Create a net-new site that expands clinical trial access. The PAN Foundation partnered with EY to launch a new platform aimed at increasing awareness and access to clinical trials, especially for historically underserved communities. The site needed to serve two distinct audiences: patients looking for support and donors looking to give.

The Strategy

Align stakeholder vision with user needs. I led stakeholder workshops, user research, and content strategy to design an inclusive, accessible site structure that balanced education, equity, and engagement.

Why It Matters

This work brought clarity and equity to a complex healthcare journey:

  • Enabled easier trial discovery for patients through improved IA and inclusive labeling.

  • Clarified giving pathways to support PAN’s mission and grow donor engagement.

  • Helped PAN deliver on its health equity goals with an experience grounded in user research.

Services

Information Architecture, Content Design, UX Research, UX Writing, Stakeholder Workshops, Card Sorting, Content Inventory

Defining the Vision

To ensure the new site met both user needs and PAN’s mission, I facilitated alignment workshops with key stakeholders to:

  • Identify core user groups and their goals (patients and donors).

  • Define content priorities for each audience and key actions.

  • Establish guiding experience principles around accessibility and inclusive design.

This set the foundation for a shared vision and clear requirements heading into research and design.

Visuals from an alignment workshop, showing data insights and user journey exploration.

Understanding the User

I led a research phase to uncover how users think about and search for clinical trial information.

  • Conducted 14 card sorting sessions to uncover natural content groupings.

  • Completed a competitive audit of similar health equity orgs.

  • Performed a full content inventory to identify gaps and duplication.

These insights helped shape a structure that aligned with user expectations and reduced cognitive load.

Card sort synthesis snapshot paired with user data visualization created from Optimal Workshop.

Establishing the Framework

I translated research findings into a streamlined, user-centered information architecture.

  • Created a future-state IA with clearly labeled sections for patients, donors, and researchers.

  • Refined navigation and labeling to support users with varying levels of digital literacy.

  • Used annotations and wireframe overlays to communicate structural rationale to the design team.

Snapshot of the proposed information architecture with research-backed annotations.

My Impact

By grounding strategy in research and stakeholder alignment, the site improved clarity and equity for all users:

  • Improved usability: A clear, structured navigation system streamlined user journeys for patients and donors.

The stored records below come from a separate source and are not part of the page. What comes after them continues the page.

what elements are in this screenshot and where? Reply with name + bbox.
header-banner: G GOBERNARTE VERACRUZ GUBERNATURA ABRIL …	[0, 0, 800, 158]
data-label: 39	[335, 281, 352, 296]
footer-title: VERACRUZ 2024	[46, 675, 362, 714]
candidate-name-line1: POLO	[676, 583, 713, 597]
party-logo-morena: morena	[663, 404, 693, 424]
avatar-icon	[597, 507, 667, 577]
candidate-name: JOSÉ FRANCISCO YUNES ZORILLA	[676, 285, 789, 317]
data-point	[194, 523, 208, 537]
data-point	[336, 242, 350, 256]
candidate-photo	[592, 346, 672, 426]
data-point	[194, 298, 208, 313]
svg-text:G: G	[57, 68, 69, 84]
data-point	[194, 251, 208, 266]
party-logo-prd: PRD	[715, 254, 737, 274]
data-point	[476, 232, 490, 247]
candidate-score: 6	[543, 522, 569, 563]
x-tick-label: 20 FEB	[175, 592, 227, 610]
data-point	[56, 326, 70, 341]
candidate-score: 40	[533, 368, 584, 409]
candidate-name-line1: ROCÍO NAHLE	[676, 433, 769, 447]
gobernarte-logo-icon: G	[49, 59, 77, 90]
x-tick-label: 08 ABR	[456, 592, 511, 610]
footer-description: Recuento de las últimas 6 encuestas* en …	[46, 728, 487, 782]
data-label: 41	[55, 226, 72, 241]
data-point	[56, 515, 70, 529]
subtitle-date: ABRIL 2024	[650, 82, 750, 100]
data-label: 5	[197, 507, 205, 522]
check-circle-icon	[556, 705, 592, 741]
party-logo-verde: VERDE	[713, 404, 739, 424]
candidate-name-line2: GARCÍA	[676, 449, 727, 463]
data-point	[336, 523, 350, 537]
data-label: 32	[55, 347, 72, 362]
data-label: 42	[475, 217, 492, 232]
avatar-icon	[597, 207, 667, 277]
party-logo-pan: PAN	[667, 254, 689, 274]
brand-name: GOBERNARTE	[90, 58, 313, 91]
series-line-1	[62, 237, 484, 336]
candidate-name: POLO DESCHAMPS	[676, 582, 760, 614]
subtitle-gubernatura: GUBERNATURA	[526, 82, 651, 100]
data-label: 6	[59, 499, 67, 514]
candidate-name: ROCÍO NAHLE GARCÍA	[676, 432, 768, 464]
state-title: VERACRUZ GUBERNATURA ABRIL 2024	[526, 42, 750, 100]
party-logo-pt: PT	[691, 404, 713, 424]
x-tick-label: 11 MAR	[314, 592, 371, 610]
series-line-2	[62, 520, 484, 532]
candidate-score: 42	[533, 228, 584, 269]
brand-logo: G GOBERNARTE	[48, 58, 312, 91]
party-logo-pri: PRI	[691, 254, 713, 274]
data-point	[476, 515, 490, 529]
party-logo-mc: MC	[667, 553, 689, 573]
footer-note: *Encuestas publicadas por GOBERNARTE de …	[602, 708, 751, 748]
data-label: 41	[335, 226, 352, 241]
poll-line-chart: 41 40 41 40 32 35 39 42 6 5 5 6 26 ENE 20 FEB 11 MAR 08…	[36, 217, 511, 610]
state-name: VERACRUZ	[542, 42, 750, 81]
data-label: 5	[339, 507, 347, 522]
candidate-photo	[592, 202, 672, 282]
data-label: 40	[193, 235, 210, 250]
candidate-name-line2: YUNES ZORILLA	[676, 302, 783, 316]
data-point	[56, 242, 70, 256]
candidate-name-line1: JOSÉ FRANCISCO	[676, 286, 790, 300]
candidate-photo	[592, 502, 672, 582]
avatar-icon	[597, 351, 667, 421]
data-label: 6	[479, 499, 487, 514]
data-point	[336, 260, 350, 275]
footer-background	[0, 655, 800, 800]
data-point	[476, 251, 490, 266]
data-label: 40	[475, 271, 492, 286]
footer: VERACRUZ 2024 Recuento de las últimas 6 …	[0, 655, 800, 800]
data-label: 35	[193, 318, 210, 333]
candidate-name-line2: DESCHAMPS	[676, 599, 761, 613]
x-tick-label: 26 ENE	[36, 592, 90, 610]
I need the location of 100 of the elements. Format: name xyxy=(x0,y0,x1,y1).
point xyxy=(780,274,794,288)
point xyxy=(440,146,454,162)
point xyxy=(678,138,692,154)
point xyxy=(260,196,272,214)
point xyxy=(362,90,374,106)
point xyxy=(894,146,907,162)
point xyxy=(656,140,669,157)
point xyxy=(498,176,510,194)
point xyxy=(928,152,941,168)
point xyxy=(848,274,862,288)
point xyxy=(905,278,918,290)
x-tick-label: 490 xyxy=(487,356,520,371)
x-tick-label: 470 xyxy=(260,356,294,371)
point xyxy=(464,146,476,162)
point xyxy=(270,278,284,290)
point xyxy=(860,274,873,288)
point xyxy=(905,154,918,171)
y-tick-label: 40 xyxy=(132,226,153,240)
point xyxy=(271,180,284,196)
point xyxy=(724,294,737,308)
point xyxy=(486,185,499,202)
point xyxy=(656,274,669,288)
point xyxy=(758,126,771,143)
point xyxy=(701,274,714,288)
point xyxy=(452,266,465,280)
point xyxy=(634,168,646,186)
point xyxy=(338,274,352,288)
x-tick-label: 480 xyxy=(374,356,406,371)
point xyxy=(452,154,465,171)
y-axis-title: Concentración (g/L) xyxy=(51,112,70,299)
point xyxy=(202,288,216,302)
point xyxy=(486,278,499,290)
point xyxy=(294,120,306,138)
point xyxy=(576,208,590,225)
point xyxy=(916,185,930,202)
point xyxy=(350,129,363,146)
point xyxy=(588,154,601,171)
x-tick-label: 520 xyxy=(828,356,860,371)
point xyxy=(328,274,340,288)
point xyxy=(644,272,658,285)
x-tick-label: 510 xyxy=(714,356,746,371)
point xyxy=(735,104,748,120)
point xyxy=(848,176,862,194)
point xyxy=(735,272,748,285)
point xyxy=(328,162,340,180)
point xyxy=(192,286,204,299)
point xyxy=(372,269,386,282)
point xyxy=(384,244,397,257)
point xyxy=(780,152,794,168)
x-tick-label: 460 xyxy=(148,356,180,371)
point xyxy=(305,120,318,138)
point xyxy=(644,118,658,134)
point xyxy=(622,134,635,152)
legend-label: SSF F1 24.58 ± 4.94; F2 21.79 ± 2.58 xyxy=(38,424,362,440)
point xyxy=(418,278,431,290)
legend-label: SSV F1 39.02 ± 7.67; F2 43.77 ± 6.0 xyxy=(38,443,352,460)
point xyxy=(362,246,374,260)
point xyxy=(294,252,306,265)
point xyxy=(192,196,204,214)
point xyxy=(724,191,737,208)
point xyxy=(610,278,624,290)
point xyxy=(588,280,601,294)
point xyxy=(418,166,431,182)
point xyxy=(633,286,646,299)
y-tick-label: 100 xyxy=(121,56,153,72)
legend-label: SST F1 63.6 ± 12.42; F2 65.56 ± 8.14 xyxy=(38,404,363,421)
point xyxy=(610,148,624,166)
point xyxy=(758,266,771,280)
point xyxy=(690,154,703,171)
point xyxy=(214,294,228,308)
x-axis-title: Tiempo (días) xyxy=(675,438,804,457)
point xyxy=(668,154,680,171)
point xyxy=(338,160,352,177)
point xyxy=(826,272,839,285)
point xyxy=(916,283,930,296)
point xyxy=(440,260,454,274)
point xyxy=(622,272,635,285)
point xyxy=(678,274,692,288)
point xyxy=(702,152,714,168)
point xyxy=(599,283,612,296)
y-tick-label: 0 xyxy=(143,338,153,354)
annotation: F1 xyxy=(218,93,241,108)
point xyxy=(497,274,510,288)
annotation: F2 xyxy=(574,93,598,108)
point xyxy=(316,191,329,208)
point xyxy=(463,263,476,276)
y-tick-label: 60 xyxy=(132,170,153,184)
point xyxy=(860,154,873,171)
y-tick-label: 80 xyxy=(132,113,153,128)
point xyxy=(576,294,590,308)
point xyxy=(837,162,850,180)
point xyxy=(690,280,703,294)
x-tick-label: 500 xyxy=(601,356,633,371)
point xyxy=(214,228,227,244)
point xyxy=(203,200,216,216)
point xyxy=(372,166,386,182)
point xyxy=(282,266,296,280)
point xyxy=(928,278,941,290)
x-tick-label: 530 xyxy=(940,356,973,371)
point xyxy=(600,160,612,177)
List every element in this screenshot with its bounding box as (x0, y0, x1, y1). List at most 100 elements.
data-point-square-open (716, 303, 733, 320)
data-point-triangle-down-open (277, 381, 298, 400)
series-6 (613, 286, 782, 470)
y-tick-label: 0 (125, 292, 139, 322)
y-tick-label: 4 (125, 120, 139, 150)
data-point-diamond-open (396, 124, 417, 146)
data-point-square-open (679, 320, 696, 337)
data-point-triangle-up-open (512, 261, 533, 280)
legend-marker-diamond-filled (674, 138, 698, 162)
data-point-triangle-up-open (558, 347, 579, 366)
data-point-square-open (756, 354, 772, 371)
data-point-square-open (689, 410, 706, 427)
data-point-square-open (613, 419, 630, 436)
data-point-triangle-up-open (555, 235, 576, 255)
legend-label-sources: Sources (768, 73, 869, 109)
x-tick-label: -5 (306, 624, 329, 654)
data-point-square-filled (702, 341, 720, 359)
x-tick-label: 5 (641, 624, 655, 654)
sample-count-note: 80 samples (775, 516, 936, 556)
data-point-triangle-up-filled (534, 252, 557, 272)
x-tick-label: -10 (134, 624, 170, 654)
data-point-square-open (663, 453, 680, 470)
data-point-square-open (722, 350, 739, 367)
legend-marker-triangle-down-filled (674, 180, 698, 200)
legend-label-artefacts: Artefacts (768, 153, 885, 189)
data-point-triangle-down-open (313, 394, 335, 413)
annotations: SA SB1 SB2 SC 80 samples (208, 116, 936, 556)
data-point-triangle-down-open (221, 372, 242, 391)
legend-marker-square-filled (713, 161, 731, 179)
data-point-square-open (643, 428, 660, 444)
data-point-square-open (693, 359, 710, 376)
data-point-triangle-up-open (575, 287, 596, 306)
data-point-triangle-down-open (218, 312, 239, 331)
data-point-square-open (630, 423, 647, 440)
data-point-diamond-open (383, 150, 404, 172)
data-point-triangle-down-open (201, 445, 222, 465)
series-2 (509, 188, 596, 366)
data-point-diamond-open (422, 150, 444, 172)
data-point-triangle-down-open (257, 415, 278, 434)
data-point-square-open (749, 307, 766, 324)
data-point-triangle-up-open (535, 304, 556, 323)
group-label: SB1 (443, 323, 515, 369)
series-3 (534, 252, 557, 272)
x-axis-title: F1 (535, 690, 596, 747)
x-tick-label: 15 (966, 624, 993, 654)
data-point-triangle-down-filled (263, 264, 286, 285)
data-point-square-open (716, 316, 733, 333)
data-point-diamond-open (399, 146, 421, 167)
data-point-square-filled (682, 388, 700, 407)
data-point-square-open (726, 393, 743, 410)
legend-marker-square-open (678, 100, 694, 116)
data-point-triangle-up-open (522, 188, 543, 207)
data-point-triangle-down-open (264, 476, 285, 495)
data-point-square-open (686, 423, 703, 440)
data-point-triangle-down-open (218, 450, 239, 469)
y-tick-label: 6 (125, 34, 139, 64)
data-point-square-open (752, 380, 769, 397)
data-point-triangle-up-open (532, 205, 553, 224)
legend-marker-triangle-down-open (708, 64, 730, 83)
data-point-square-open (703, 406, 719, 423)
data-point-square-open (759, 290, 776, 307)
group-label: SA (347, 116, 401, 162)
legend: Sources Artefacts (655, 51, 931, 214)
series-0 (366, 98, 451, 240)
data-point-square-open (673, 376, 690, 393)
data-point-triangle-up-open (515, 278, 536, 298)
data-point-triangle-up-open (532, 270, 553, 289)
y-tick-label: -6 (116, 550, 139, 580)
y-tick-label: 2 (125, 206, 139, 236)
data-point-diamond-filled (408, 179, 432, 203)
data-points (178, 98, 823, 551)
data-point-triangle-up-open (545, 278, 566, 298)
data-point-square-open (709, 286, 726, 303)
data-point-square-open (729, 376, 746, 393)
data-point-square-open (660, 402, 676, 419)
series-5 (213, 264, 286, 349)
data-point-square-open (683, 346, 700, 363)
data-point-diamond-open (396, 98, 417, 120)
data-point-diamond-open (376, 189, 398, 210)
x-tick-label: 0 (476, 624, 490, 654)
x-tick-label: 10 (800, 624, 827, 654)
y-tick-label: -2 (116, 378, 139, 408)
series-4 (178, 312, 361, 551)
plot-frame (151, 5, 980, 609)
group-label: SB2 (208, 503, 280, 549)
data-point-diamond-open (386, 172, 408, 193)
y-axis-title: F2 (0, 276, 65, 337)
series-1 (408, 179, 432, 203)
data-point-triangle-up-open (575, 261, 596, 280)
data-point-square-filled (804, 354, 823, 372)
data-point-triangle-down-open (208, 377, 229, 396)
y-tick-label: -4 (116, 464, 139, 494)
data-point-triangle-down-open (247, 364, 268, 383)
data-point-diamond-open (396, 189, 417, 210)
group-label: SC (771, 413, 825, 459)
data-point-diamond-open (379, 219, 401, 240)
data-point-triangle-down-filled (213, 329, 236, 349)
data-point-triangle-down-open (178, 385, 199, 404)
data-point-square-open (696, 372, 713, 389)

  • Increased accessibility: Inclusive design ensured the site was easy to navigate for users with varying levels of digital literacy.

  • Strengthened engagement: Patients could quickly find clinical trial opportunities, while donors had clearer pathways to support PAN’s mission.

Finalized information architecture overlaid with design schedule phases.

Lessons Learned

Inclusive design starts with inclusive discovery.

Involving diverse users in early research helped shape content that feels accessible and trustworthy.

Mission and UX don’t have to compete.

With clear prioritization, we balanced the foundation’s equity goals with practical user tasks.

Labeling is more than semantics.

The words we used, especially around trial education, had a big impact on trust and understanding. Through research, we also learned that many POC communities carry deep mistrust toward the healthcare system due to a long history of systemic injustices, making clarity and empathy in language even more critical.